Location: Beneficial Insects Introduction Research Unit
Project Number: 8010-22000-031-060-A
Project Type: Cooperative Agreement
Start Date: Sep 15, 2022
End Date: Aug 31, 2024
Objective:
The emerald ash borer (EAB), Agrilus planipennis, an Asiatic pest of ash trees, is the most destructive invasive forest insect in North America. EAB causes widespread ash mortality, resulting in severe economic losses to U.S. forestry and plant industries, as well as degradation of essential ecosystem services. The proposed work will focus on effectiveness of the current biocontrol programs in protecting North American ash resources through suppressing EAB populations at regional levels by releasing EAB egg and larval parasitoids. The overall goal of this project is to develop strategies that optimize long-term and sustained control of EAB in the aftermath of EAB invasion to protect and conserve ash trees of all sizes in natural and urban ecosystems by releasing introduced natural enemies (Oobius agrili, Tetrastichus planipennisi, and Spathius galinae). Our specific objectives are:
(1) Monitor and evaluate the long-term impact of introduced EAB biocontrol agents on ash regeneration and growth from seedlings, saplings, basal sprouts, and surviving ash trees at our previous (long-term) biocontrol study sites in both Lower Michigan and several Northeast States (Connecticut, Massachusetts, and New York), where all three biocontrol agents (O. agrili, T. planipennisi, and S. galinae) were either sequentially or simultaneously released more than five years earlier.

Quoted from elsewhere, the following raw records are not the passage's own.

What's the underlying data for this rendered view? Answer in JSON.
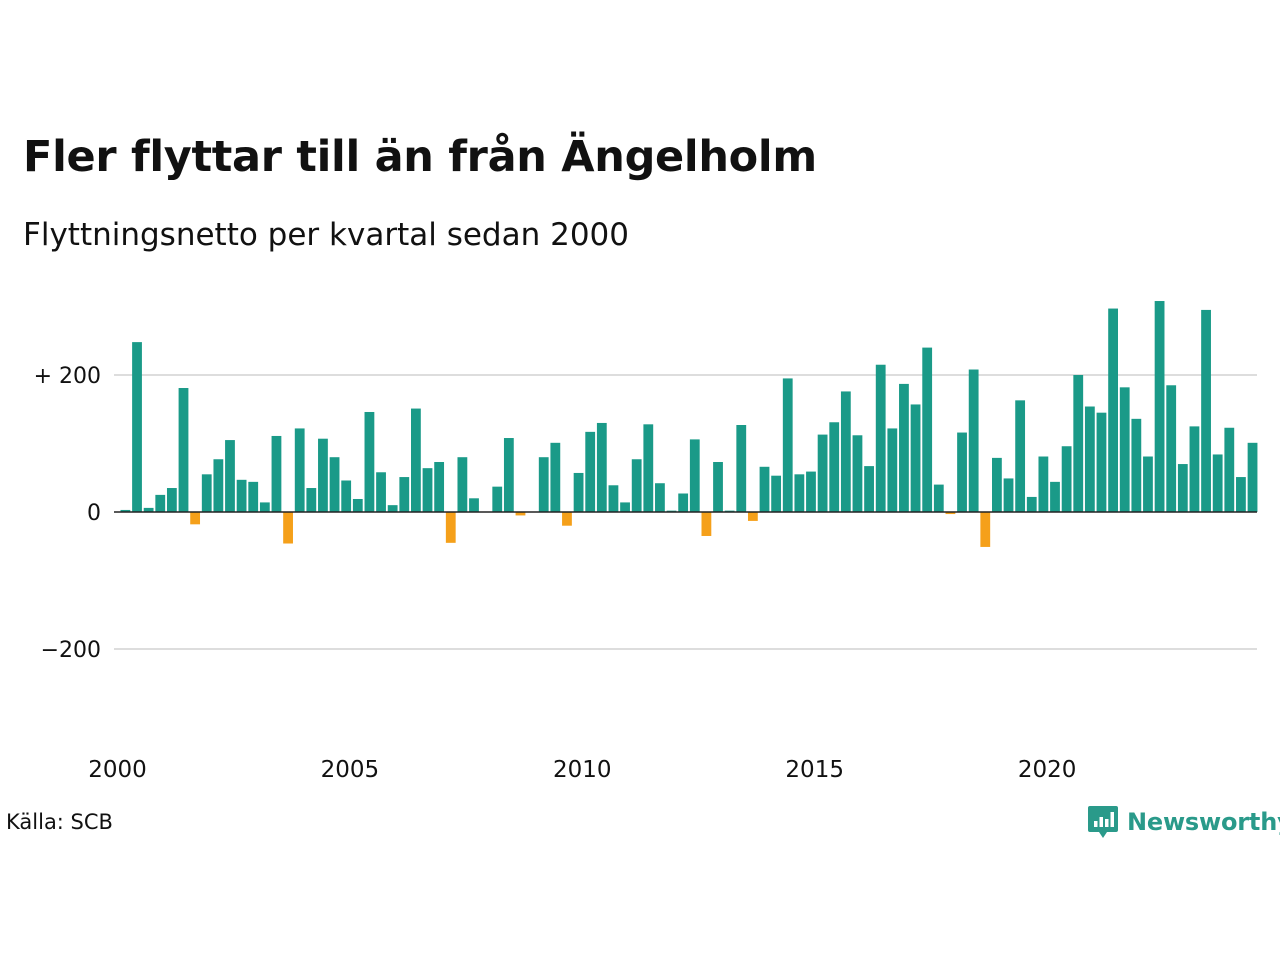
{
  "title": "Fler flyttar till än från Ängelholm",
  "subtitle": "Flyttningsnetto per kvartal sedan 2000",
  "source": "Källa: SCB",
  "brand": {
    "name": "Newsworthy",
    "icon": "newsworthy-logo-icon",
    "color": "#2a9a8a"
  },
  "colors": {
    "positive": "#1a9a88",
    "negative": "#f5a01a",
    "grid": "#dddddd",
    "axis": "#222222"
  },
  "chart_data": {
    "type": "bar",
    "title": "Fler flyttar till än från Ängelholm",
    "subtitle": "Flyttningsnetto per kvartal sedan 2000",
    "xlabel": "",
    "ylabel": "",
    "grid": true,
    "start": "2000 Q1",
    "ylim": [
      -300,
      310
    ],
    "yticks": [
      {
        "value": 200,
        "label": "+ 200"
      },
      {
        "value": 0,
        "label": "0"
      },
      {
        "value": -200,
        "label": "−200"
      }
    ],
    "xticks": [
      {
        "value": 2000,
        "label": "2000"
      },
      {
        "value": 2005,
        "label": "2005"
      },
      {
        "value": 2010,
        "label": "2010"
      },
      {
        "value": 2015,
        "label": "2015"
      },
      {
        "value": 2020,
        "label": "2020"
      }
    ],
    "values": [
      3,
      248,
      6,
      25,
      35,
      181,
      -18,
      55,
      77,
      105,
      47,
      44,
      14,
      111,
      -46,
      122,
      35,
      107,
      80,
      46,
      19,
      146,
      58,
      10,
      51,
      151,
      64,
      73,
      -45,
      80,
      20,
      0,
      37,
      108,
      -5,
      0,
      80,
      101,
      -20,
      57,
      117,
      130,
      39,
      14,
      77,
      128,
      42,
      2,
      27,
      106,
      -35,
      73,
      2,
      127,
      -13,
      66,
      53,
      195,
      55,
      59,
      113,
      131,
      176,
      112,
      67,
      215,
      122,
      187,
      157,
      240,
      40,
      -3,
      116,
      208,
      -51,
      79,
      49,
      163,
      22,
      81,
      44,
      96,
      200,
      154,
      145,
      297,
      182,
      136,
      81,
      308,
      185,
      70,
      125,
      295,
      84,
      123,
      51,
      101
    ]
  }
}
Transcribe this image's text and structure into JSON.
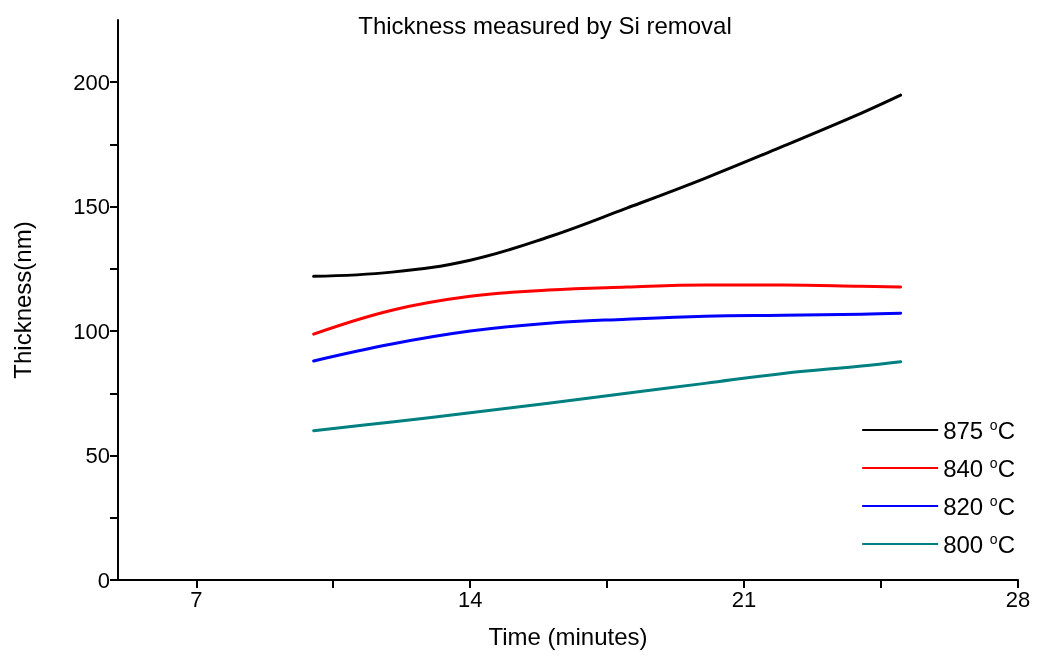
{
  "chart_data": {
    "type": "line",
    "title": "Thickness measured by Si removal",
    "xlabel": "Time (minutes)",
    "ylabel": "Thickness(nm)",
    "x": [
      10,
      12,
      14,
      16,
      18,
      20,
      22,
      24,
      25
    ],
    "series": [
      {
        "name": "875 $^{o}$C",
        "color": "#000000",
        "values": [
          122,
          123.7,
          128.5,
          137.8,
          149.4,
          161.4,
          174.3,
          187.6,
          194.8
        ]
      },
      {
        "name": "840 $^{o}$C",
        "color": "#ff0000",
        "values": [
          98.8,
          108.4,
          114,
          116.5,
          117.7,
          118.5,
          118.5,
          118,
          117.7
        ]
      },
      {
        "name": "820 $^{o}$C",
        "color": "#0000ff",
        "values": [
          88,
          94.8,
          100,
          103.2,
          104.8,
          106,
          106.4,
          106.8,
          107.2
        ]
      },
      {
        "name": "800 $^{o}$C",
        "color": "#008080",
        "values": [
          60,
          63.5,
          67.2,
          71,
          75,
          79,
          83,
          86,
          87.7
        ]
      }
    ],
    "xlim": [
      5,
      28
    ],
    "xticks": [
      7,
      14,
      21,
      28
    ],
    "ylim": [
      0,
      225
    ],
    "yticks": [
      0,
      50,
      100,
      150,
      200
    ],
    "grid": false,
    "legend": "bottom right",
    "marker": "none",
    "line_style": "solid"
  }
}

(2) Determine the establishment, spread, and impacts of more recently released parasitoids on EAB population densities and ash health at the new study sites in Lower Michigan and two selected Northeast States (Connecticut and Massachusetts), where releases of these introduced agents were completed between 2018 and 2021.
Approach:
The proposed work will be carried out in two distinctive regions:
(1) infested areas of lower Michigan, where EAB was first detected in 2002 and
(2) the Northeast region (Connecticut, Massachusetts, and New York), where EAB was first detected between 2010 and 2013.

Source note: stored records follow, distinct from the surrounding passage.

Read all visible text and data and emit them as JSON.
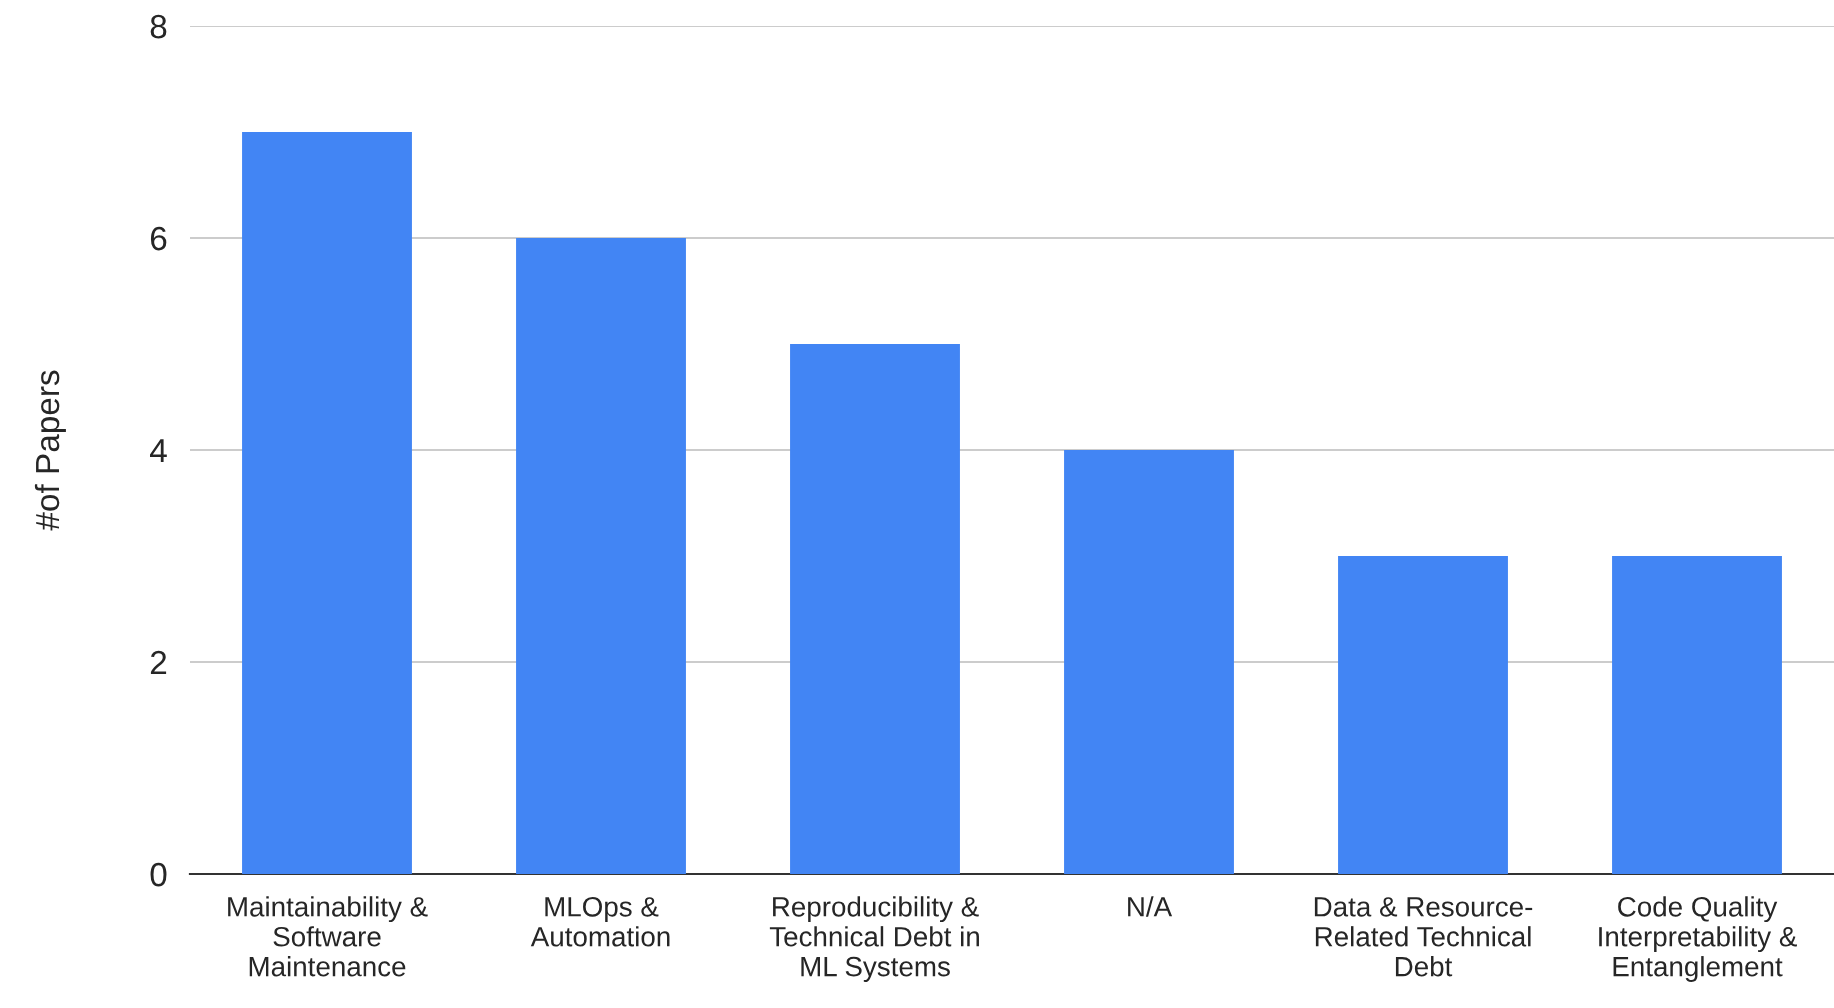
{
  "chart_data": {
    "type": "bar",
    "ylabel": "#of Papers",
    "categories": [
      "Maintainability &\nSoftware\nMaintenance",
      "MLOps &\nAutomation",
      "Reproducibility &\nTechnical Debt in\nML Systems",
      "N/A",
      "Data & Resource-\nRelated Technical\nDebt",
      "Code Quality\nInterpretability &\nEntanglement"
    ],
    "values": [
      7,
      6,
      5,
      4,
      3,
      3
    ],
    "color": "#4285f4",
    "ylim": [
      0,
      8
    ],
    "yticks": [
      0,
      2,
      4,
      6,
      8
    ],
    "grid": "y",
    "legend": false
  }
}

In Michigan, six, secondary mixed-hardwood bottomland forests containing both green ash (Fraxinus pennsylvanica Marshall) and white ash (F. americana L.) received releases of O. agrili, T. planipennisi, and S. agrili from 2008 to 2010 (Duan et al. 2013), and S. galinae from 2015 to 2017 after confirmation of successful establishment of O. agrili and T. planipennisi (Duan et al., 2020). More recently, three additional forests from this region were also selected as new study sites (~60 km from the six earlier sites) with simultaneous releases of O. agrili, T. planipennisi and S. galinae from 2018 to 2021. While historical data on ash crown condition, EAB densities and associated mortality factors including the introduced biocontrol agents have been collected from the earlier (long-term) biocontrol study sites (along with the paired no-parasitoid release control plots), these newly established biocontrol release sites have not been sampled for establishment, spread and impacts of the newly released biocontrol agents on EAB infesting ash trees and/or saplings.

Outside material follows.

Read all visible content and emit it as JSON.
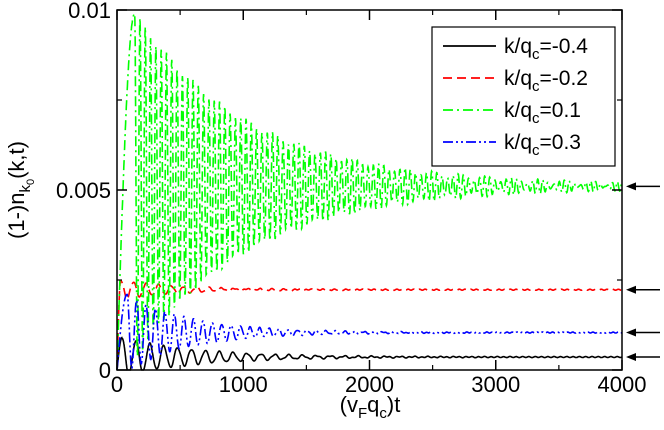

In the Northeast region (CT/NY/MA), where, the six, long-term sites consisted of secondary mixed-hardwood forests containing green and white ash trees received O. agrili, T. planipennisi, and S. galinae were released simultaneously from 2015 to 2017. More recently, several new forest sites were also established with simultaneous releases of these three biocontrol agents from 2018 – 2020. Historical data on ash crown condition, EAB densities, and associated mortality factors including the introduced biocontrol agents have been collected from the earlier established (long-term) biocontrol forests in this region; however, no data have been collected there from the additional new sites that were established from 2018 to 2020.